Strategy: Logical Maneuvers for Hard Times
2. Suppress Co-op Multibuyers
When multiple co-op databases are used in a mailing, there will typically be 25 percent to 30 percent duplication of names from one co-op to another. The “hits” go into a multibuyer pool, and they can be remailed. Multibuyers created from co-ops against co-ops, however, generally don’t perform well. (Rentals against rentals and rentals against co-ops are fine.)
How can you reduce the number of duplicate records from one co-op to another? The names you rent from any co-op are “net” of your housefile, so any duplication comes from using more than one co-op. Therefore, if you stick to using one co-op per mailing, you’ll reduce the number of duplicate records.
This approach works if you’re typically taking the same level of circulation and the results and names from each co-op are about the same. Another approach is to send the co-op database the dupes from co-op lists you’ve used after every merge to suppress their own dupes against.
Best practice: When running the merge/purge, give priority to co-op databases over other outside lists. Have your service bureau give the co-ops, as a group, the proper random allocation.
3. Page Count
Look to increase — not decrease — your page count. Do so only after you do the proper square-inch analysis.
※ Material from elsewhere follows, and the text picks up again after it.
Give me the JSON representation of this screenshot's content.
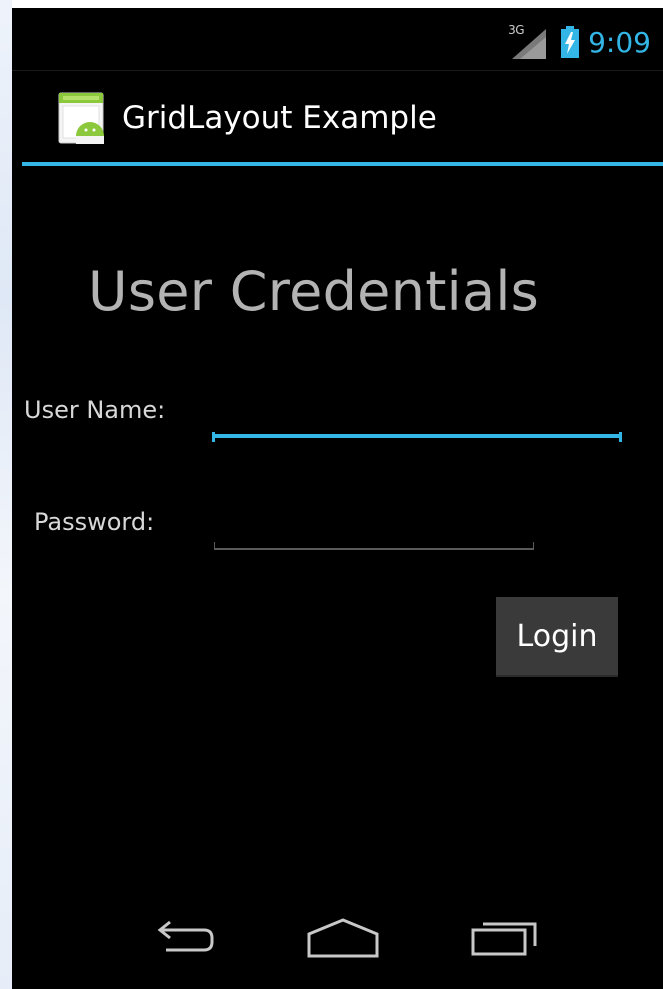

Adding pages and selling more products to your existing customers is often a good strategy for increasing sales, especially when business is hard to come by.
Pages are a good value, as the chart on pg. 29 shows. The cost to increase pages is approximately one-half the percent increase in page count. For example, increasing from 52 to 60 pages yields a 15.4 percent increase in square inches of selling space. Yet the cost increase is only 7.4 percent. Sales should increase by one-half the percent increase in the page count.